I worked as a PI for Workers’ Comp claims. Why we pay high premiums is the dregs who fraud the system...and the insurance pays out because it’s cheaper (on our dime) to litigate. So I watched lawyers write checks to those dregs who came IN using crutches, left skipping out with a settlement just shy of full payout. Everyone happy?
Furthermore, there was no hammering "for failure to include tort reform."
Do the American people really pay such bill? My understanding is that they put “Return to Sender” on the bills coming in.
For example, liberal rhetoric is that the uninsured drive up the cost of ER care. But the truth is that Medicaid recipients make more inappropriate use of ER than uninsured do. And it raises costs for everyone because Medicaid reimburses less than the actual cost of providing services.
Because the ER cannot turn away most people who go there inappropriately (i.e., those who could be treated outpatient) these costs get passed on to everyone else. With millions slated to be dumped into Medicaid next year, I expect ER costs to mushroom.

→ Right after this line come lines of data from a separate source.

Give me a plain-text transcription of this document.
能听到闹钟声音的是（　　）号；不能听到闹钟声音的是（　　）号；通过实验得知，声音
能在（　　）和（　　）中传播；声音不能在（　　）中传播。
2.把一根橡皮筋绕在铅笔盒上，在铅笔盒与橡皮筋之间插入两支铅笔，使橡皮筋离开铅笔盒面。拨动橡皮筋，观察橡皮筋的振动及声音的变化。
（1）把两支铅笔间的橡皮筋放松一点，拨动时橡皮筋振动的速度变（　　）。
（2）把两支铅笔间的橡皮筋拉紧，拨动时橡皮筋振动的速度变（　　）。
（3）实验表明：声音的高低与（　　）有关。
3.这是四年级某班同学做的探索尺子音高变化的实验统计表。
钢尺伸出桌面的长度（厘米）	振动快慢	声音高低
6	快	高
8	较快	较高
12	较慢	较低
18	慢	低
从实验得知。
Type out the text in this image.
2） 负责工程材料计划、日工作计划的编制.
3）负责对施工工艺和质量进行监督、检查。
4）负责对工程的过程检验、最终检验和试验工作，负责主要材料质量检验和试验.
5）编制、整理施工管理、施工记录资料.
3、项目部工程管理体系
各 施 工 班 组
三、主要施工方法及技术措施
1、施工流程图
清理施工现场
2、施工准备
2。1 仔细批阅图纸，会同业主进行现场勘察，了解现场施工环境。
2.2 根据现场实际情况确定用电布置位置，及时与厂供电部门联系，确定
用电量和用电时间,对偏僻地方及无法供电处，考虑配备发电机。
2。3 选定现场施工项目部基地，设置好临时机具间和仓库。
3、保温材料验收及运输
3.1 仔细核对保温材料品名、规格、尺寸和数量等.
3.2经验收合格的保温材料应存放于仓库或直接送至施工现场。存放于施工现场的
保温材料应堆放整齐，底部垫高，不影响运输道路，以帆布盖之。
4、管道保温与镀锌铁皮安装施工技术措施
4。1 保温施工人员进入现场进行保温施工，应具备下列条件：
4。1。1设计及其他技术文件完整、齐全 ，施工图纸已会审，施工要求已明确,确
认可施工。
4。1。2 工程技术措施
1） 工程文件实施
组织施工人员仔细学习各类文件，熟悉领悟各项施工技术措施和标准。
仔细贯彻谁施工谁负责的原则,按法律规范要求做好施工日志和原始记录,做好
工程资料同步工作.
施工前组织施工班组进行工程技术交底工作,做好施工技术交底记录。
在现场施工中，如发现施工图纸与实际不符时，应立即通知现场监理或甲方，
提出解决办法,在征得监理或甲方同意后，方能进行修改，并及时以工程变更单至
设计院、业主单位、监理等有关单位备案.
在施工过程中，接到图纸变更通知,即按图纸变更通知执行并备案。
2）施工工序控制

What a load of gibberish. Healthcare bills are high because 80% of the bill is paid out in court cases. Tort reform in Texas had their healthcare costs drop dramatically.

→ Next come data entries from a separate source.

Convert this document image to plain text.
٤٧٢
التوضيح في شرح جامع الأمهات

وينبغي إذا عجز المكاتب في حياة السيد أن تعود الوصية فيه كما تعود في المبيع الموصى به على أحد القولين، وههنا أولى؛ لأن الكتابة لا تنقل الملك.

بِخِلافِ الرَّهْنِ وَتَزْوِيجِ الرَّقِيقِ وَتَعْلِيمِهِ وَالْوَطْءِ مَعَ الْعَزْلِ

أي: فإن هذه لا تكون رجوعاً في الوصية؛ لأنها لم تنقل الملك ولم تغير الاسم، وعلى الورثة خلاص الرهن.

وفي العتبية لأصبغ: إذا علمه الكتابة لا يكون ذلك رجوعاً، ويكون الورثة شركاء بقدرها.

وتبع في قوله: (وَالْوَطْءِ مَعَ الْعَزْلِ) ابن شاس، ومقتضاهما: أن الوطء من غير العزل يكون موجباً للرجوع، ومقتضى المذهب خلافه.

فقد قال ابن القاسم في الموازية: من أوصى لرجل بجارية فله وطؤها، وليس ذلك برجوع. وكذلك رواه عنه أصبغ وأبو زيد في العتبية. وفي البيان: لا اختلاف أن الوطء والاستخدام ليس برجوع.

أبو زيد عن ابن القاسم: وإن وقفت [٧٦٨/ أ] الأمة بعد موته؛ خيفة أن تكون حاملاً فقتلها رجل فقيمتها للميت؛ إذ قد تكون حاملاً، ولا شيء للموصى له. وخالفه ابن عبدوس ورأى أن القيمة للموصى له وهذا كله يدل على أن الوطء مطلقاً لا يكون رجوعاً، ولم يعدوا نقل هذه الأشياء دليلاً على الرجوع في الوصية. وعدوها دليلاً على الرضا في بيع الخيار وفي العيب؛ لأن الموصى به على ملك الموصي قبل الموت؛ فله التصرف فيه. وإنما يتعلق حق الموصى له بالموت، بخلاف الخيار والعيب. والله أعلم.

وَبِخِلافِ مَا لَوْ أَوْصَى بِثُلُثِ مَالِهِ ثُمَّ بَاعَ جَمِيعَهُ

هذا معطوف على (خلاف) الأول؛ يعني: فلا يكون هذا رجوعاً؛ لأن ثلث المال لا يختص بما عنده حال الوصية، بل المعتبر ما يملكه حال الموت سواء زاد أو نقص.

Then there are the subsidies. You get to pay for illegal aliens (who show up in the emergency room and never seem to pay anything), single moms and their kids, homosexuals and their extravagant healthcare needs.
Only about 14% of the bill is yours.
The article pointed out that a large “non-profit” hospital can have a 25% profit margin. Most large businesses have a 2% to 7% profit margin. I read several years that the profit margin in the medical/pharmaceutical world was around 20%
I do acknowledge that most businesses do not have the research and development costs that are incurred in the medical/pharmaceutical industry... But I also have read that citizens of USA have had to bear the bulk of these front end R & D costs when these pharmaceuticals come to market. The rest of the world does not pay anywhere close to the costs for pain killers and other drugs that we have to pay in USA.
Try checking out “Forbes CEO Compensation” at Google, for what CEOs of some of the big pharmaceutical, medical services, etc. companies are getting paid.